Most other universities with a center for digital humanities operate under a different structure, Carter says. The centers offer workshops and training sessions, but if they make grants, it’s typically cash awards.
“The downside of that is that faculty have to go out and find their own developers or write their own code,” Carter says. “Our center really is a different model. We take that uncertainty out and provide a developmental model and ongoing support of our faculty members’ digital projects.”
Taking the digital humanities projects from idea to reality involves a collaboration between faculty researchers and student developers in the Tech.Global program. Created in 2016 with the goal of giving students a place to gain hands-on learning in a real work environment, Tech.Global is both a 100% Engagement experience for students and an affordable technological resource for partners on campus, says director Ash Black.
“It’s a perfect example of letting the world’s needs drive your learning, and what’s great with the College of Humanities is the students are working in constant contact with the faculty members,” Black says. “It’s a very innovative partnership. We appreciate the extreme focus on research outcomes. The College of Humanities hasn’t asked us to build a widget. It’s all about exploring the possibilities of the technology.”
Many of the ideas humanities faculty members take to Tech.Global pose interesting technological problems. Black says potential solutions, such as a computerized text reader that will tease out place name data and locate it on a map, or a reader and translator for ancient scripts, can be valuable breakthroughs.
“When it comes to technology, once you solve a problem, that has other applications. You only need one search engine. You only need one mapping tool,” he says. “If you could build a machine-based algorithm to read texts and create a map, you’d solve that problem for all books written.

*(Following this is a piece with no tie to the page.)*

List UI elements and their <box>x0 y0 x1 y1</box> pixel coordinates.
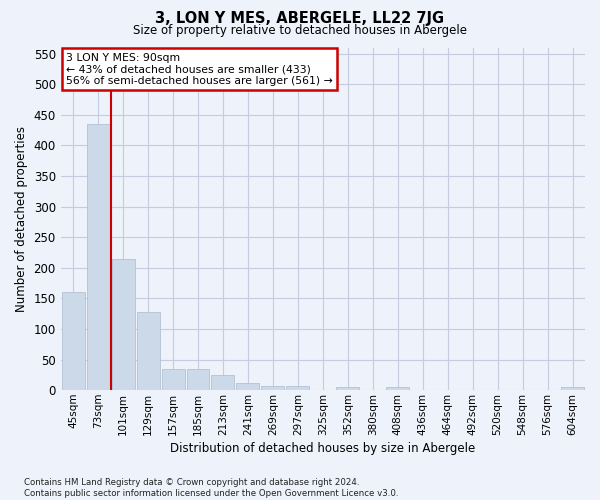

Any particular problem we end up solving will catapult the UA forward.”
The Center for Digital Humanities sponsors three student seats, or a total of 3,072 hours, within Tech.Global. But more important than the development hours alone is the value of the projects in which student coders participate.
“Given the monumental transformation in the way technology is reshaping our world, the input of humanities faculty has never been more needed,” Black says. “There’s no more important question now than what it means to be a human being. We have to inform the purpose of the technology."